It’s so easy to be caught up in whatever people called materialism or materialistic, buying too many clothes that some we never even wear; too many things, we want and we need. We also like variety, extra, updated version, newest trend, and you only really realize the moment you move, that you have so many things, whether necessary or unnecessary, with you, and you complain “why do i have so many things?!”
i like shopping and buying things too, but i consider myself more of a conscious buyer. i like to support brand and business, and i like to try new things, too. So whenever i’m out shopping, there is never a time i would just window shop and not spend a dime on anything. maybe i’m materialistic, but i am not crazy, and i think i know money is hard to make, since now i work and have my first full time job that doesn’t pay much.
I was raised in a relatively well-off family back in China, and i never really care about things, or money, let’s say. and i wasn’t really aware of the privilege i had back then. Still up until college, i never worry about paying tuition, rent, car or hesitation on buying stuff because of money. However, i am aware since college that i should consume less, and only have the things i really need and which would also enrich my life.
Now that i’m out of school, and all on my own (still partially financially dependent) working in a new city, every week Mon-Fri 8 hours of work, doing i think the boring job, and making only little money which is not even enough of my own regular spending. Of course i can manage to spend less, and make my spending tighter, but i don’t want to.
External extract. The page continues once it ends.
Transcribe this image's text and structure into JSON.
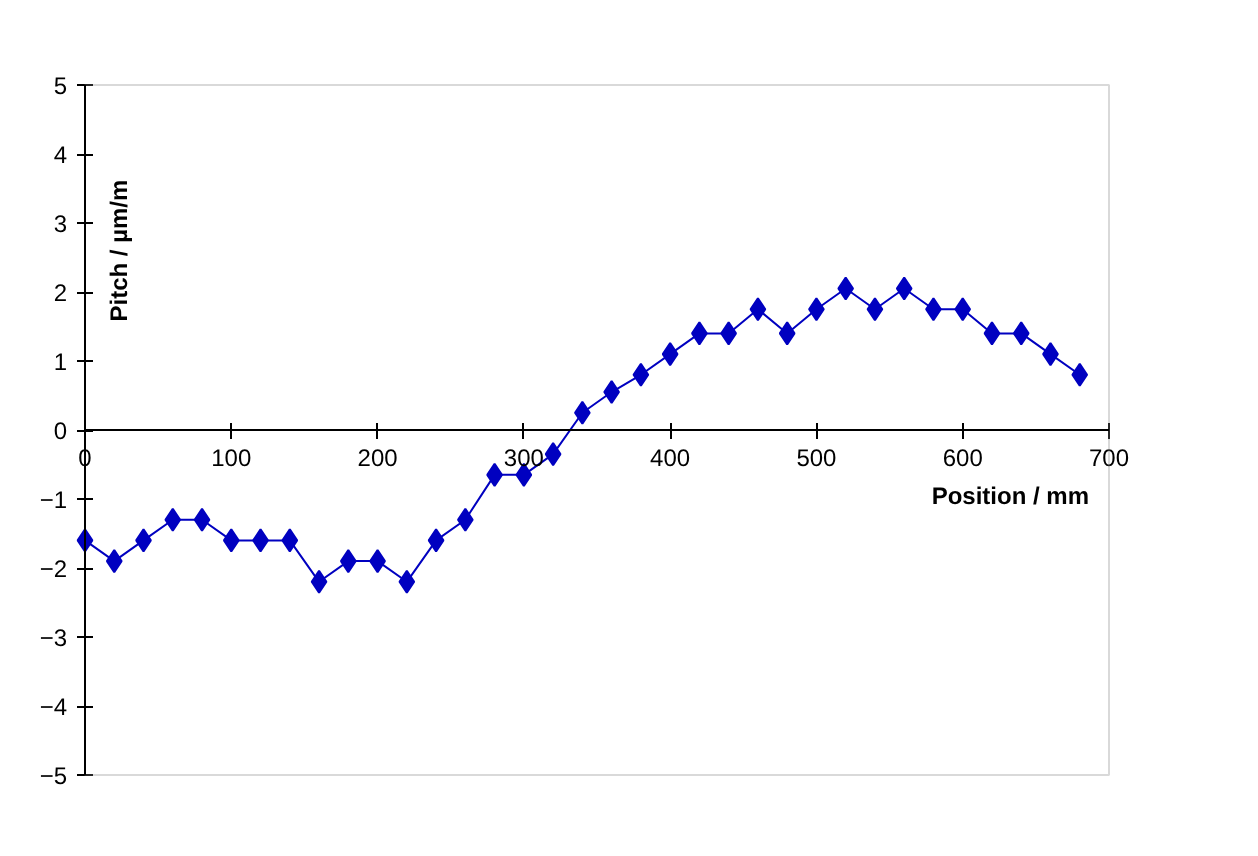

I now spend the money not for pure consumption or want, but i spend my money on quality and improvement.
I want lot of money, and i don’t think this is greediness, and i know that i have to take my chances and earn it. i don’t know why i have this sudden massive drive of wanting more – money. i think if i spend most of my time in my career, i want my time and integrity to be worthy, and money is one of the ways to measure, i think, my worthiness and value in this world. i think money can buy me anything, and i put it as a priority than anything else, say relationship.
i want to be able to afford things that are expensive and would increase my quality of life and personal growth. money can clear many problems out of the way, and one thing is that when you have lots of money, then you would not have to care about the most frequent problem of “can’t afford it” or “not enough money”.
When i have lots of money, i would not necessarily spend it on expensive sports cars, luxurious brands, but i want to spend it on a nice house, the ones that are by the ocean or close to the mountains, the ones that are close to nice running and hiking places, and i want to buy a piano, and i want to buy concert tickets that are closer to the stage, too…
Ah, how can i afford it? What can i do to make it happen?
That day I went to my friend’s mom’s friends home in Alameda, and their two stories house is right by the ocean overseeing San Francisco and the bay bridge. They have a nice grand piano at home and there is also a beautiful path by the ocean just right in front of their yard. I kept thinking, wow, this is so beautiful ! This view, the ocean and the city… it kinda reminds me of Gatsby, and that he is the person who has so much power and money, and he likes to overlooking the other side of the ocean, for the lovely girl of her dream Daisy…
I wish I would live in a house like this (I wish to live in many houses whichever ones I’ve even seen and liked). But man, the view! Isn’t it how the quality of life should be? A nice balcony and backyard with good view that make all your trouble goes away.
But and then, my other question is, if I do live in one of these beautiful houses by the ocean with spectacular view, will I still cherish and have this “wow” moment every time i see the view and stand by the ocean?
Is it only the process of wanting and earning the most meaningful and satisfactory? And once we got to the top and have it all, we would realized nothing means anything and last forever?